A ello hay que sumar que dicha personalidad es ya de por sí compleja y problemática: del antiguo Hogancamp se sabe que era un alcohólico con tendencia al travestismo; del actual, más allá de conservar su fetichismo por ciertos artículos de mujer (zapatos, medias), se percibe claramente una desarmante benevolencia de carácter, donde prima la ingenuidad y la honestidad, pero donde también puede caber cierta misoginia y hasta ciertas pasiones reprimidas y no del todo aclaradas. Todo esto, con la carga freudiana y psicoanalítica que se quiera, se plasma en Marwencol (la ciudad), que acaba siendo una muestra inmejorable de arte enajenado, como en su día pudo serlo el de Henry Darger. Como se apunta en un momento determinado del film, el poder de las fotografías que toma Hogancamp se desprende de su autenticidad, de su absoluta falta de ironía: no es un autoconsciente ejercicio de arte pop, sino una creación inconsciente de su propia naturaleza artística. La película explora con inteligencia el tránsito invisible que va de la actividad terapéutica a la pura pulsión creativa, aquí cimentada en una obsesiva atención al detalle que genera imágenes extrañas e imborrables.

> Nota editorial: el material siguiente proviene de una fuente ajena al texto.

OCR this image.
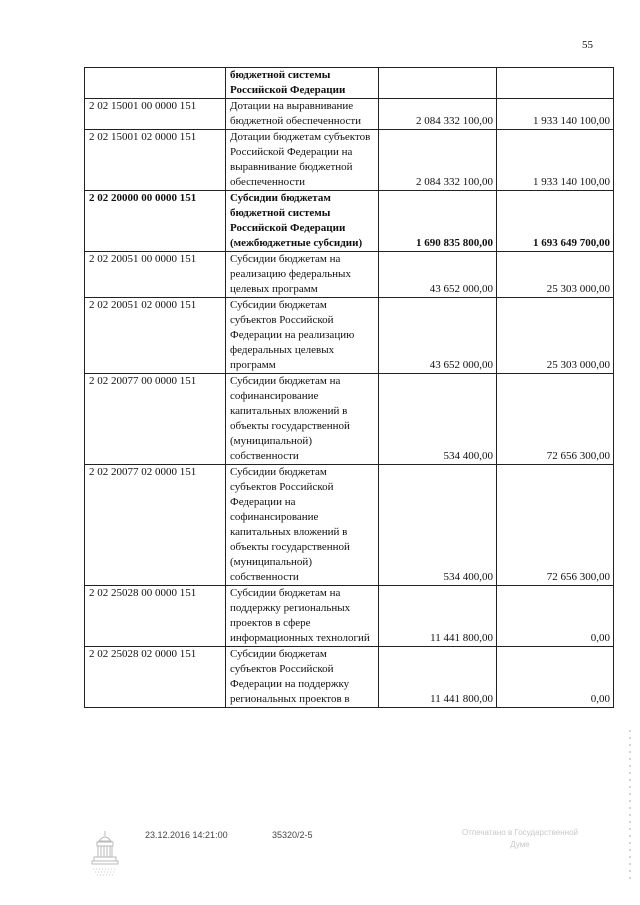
55
	бюджетной системы Российской Федерации		
2 02 15001 00 0000 151	Дотации на выравнивание бюджетной обеспеченности	2 084 332 100,00	1 933 140 100,00
2 02 15001 02 0000 151	Дотации бюджетам субъектов Российской Федерации на выравнивание бюджетной обеспеченности	2 084 332 100,00	1 933 140 100,00
2 02 20000 00 0000 151	Субсидии бюджетам бюджетной системы Российской Федерации (межбюджетные субсидии)	1 690 835 800,00	1 693 649 700,00
2 02 20051 00 0000 151	Субсидии бюджетам на реализацию федеральных целевых программ	43 652 000,00	25 303 000,00
2 02 20051 02 0000 151	Субсидии бюджетам субъектов Российской Федерации на реализацию федеральных целевых программ	43 652 000,00	25 303 000,00
2 02 20077 00 0000 151	Субсидии бюджетам на софинансирование капитальных вложений в объекты государственной (муниципальной) собственности	534 400,00	72 656 300,00
2 02 20077 02 0000 151	Субсидии бюджетам субъектов Российской Федерации на софинансирование капитальных вложений в объекты государственной (муниципальной) собственности	534 400,00	72 656 300,00
2 02 25028 00 0000 151	Субсидии бюджетам на поддержку региональных проектов в сфере информационных технологий	11 441 800,00	0,00
2 02 25028 02 0000 151	Субсидии бюджетам субъектов Российской Федерации на поддержку региональных проектов в	11 441 800,00	0,00
23.12.2016 14:21:00	35320/2-5	Отпечатано в Государственной
Думе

Finalmente, la película plantea un inquietante juego de espejos entre realidad y ficción. El modo en el que Hogancamp introduce traumáticas experiencias del pasado en la narrativa ficticia de Marwencol sugiere la posibilidad de un universo paralelo en el que puedan satisfacerse aquellos deseos que no fructifican en la vida real. Su autor, así, concibe una imagen de sí mismo y de aquellos que le rodean acorde a sus propios intereses y necesidades, obviando el hecho de que más allá de esa burbuja en la que Marwencol se halla atrapada esa realidad no tiene validez. Y, sin embargo, la misma aporta serenidad y plenitud al protagonista, que, aclarémoslo, es alguien cuerdo y consciente de los límites entre lo ficticio y lo verdadero, por mucho que juegue a estirarlos y distorsionarlos agresivamente. La prueba está en una coda final absolutamente fascinante, en la que su alter ego en Marwencol (un soldado igualmente agredido, como él en la realidad, por un grupo de individuos) decide… ¡crear una maqueta de una ciudad imaginaria para sobrellevar el trauma de la golpiza! Y ahí tenemos al muñeco-alter ego de Hogancamp creando a su vez a su propio muñeco-alter ego: la ficción convertida en una inquietante matroska y Malmberg pasando de Freud a Borges en un imprevisto giro de los acontecimientos, añadiendo un vértigo existencialista insólito a una película que ya era de por sí extraña y desconcertante.